A memorandum is being circulated among the five companies with a tentative plan to announce the new organization in the middle of September. One of the unresolved issues is that Google DeepMind, an Alphabet subsidiary, has asked to participate separately, according to a person involved in the negotiations.
The A.I. industry group is modeled on a similar human rights effort known as the Global Network Initiative, in which corporations and nongovernmental organizations are focused on freedom of expression and privacy rights, according to someone briefed by the industry organizers but not authorized to speak about it publicly.
Separately, Reid Hoffman, a founder of LinkedIn who has a background in artificial intelligence, is in discussions with the Massachusetts Institute of Technology Media Lab to fund a project exploring the social and economic effects of artificial intelligence.

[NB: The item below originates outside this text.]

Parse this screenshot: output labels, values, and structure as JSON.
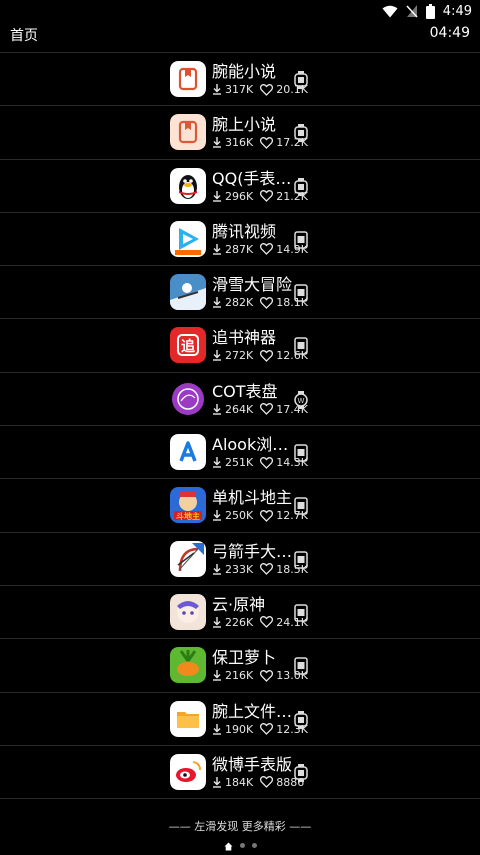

Both the M.I.T. effort and the industry partnership are trying to link technology advances more closely to social and economic policy issues. The M.I.T. group has been discussing the idea of designing new A.I. and robotic systems with “society in the loop.”
The phrase is a reference to the long-running debate about designing computer and robotic systems that still require interaction with humans. For example, the Pentagon has recently begun articulating a military strategy that calls for using A.I. in which humans continue to control killing decisions, rather than delegating that responsibility to machines.

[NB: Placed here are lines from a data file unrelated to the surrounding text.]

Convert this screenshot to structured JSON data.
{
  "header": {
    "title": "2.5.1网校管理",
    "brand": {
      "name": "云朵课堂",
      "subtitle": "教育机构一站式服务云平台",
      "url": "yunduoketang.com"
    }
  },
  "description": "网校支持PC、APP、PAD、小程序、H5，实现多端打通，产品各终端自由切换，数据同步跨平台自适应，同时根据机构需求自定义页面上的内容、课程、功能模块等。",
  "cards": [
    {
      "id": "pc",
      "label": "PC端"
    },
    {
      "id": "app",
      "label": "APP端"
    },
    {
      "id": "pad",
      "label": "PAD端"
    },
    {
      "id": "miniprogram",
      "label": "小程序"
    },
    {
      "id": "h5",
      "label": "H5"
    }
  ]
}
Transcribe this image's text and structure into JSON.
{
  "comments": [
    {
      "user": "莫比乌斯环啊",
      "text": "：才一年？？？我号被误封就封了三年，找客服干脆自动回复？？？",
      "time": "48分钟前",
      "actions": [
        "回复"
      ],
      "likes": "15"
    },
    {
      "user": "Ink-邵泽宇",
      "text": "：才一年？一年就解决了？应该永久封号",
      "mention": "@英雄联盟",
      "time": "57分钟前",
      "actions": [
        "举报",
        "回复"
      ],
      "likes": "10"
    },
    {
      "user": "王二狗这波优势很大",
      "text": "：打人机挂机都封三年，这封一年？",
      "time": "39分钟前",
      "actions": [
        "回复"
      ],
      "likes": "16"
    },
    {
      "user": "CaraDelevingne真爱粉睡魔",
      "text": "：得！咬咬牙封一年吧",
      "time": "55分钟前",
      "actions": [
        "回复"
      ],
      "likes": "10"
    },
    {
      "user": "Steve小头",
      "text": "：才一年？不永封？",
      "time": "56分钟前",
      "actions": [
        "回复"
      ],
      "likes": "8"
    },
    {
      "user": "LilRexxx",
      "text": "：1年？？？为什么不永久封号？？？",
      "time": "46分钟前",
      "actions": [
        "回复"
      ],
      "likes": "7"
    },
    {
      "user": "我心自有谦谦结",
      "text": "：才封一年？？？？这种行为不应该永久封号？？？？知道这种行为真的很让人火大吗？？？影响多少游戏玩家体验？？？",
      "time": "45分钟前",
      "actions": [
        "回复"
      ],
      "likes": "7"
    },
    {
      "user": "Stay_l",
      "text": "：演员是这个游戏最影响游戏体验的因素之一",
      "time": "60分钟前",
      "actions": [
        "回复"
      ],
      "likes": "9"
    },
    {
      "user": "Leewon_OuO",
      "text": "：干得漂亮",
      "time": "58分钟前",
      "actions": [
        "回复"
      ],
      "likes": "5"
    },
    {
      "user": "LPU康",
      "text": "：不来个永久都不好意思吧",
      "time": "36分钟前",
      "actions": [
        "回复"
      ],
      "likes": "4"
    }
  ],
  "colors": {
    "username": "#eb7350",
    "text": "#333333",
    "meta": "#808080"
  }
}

“The key thing that I would point out is computer scientists have not been good at interacting with the social scientists and the philosophers,” said Joichi Ito, the director of the MIT Media Lab and a member of the board of directors of The New York Times. “What we want to do is support and reinforce the social scientists who are doing research which will play a role in setting policies.”
The Stanford report attempts to define the issues that citizens of a typical North American city will face in computers and robotic systems that mimic human capabilities. The authors explore eight aspects of modern life, including health care, education, entertainment and employment, but specifically do not look at the issue of warfare. They said that military A.I. applications were outside their current scope and expertise, but they did not rule out focusing on weapons in the future.
The report also does not consider the belief of some computer specialists about the possibility of a “singularity” that might lead to machines that are more intelligent and possibly threaten humans.
“It was a conscious decision not to give credence to this in the report,” Dr. Stone said.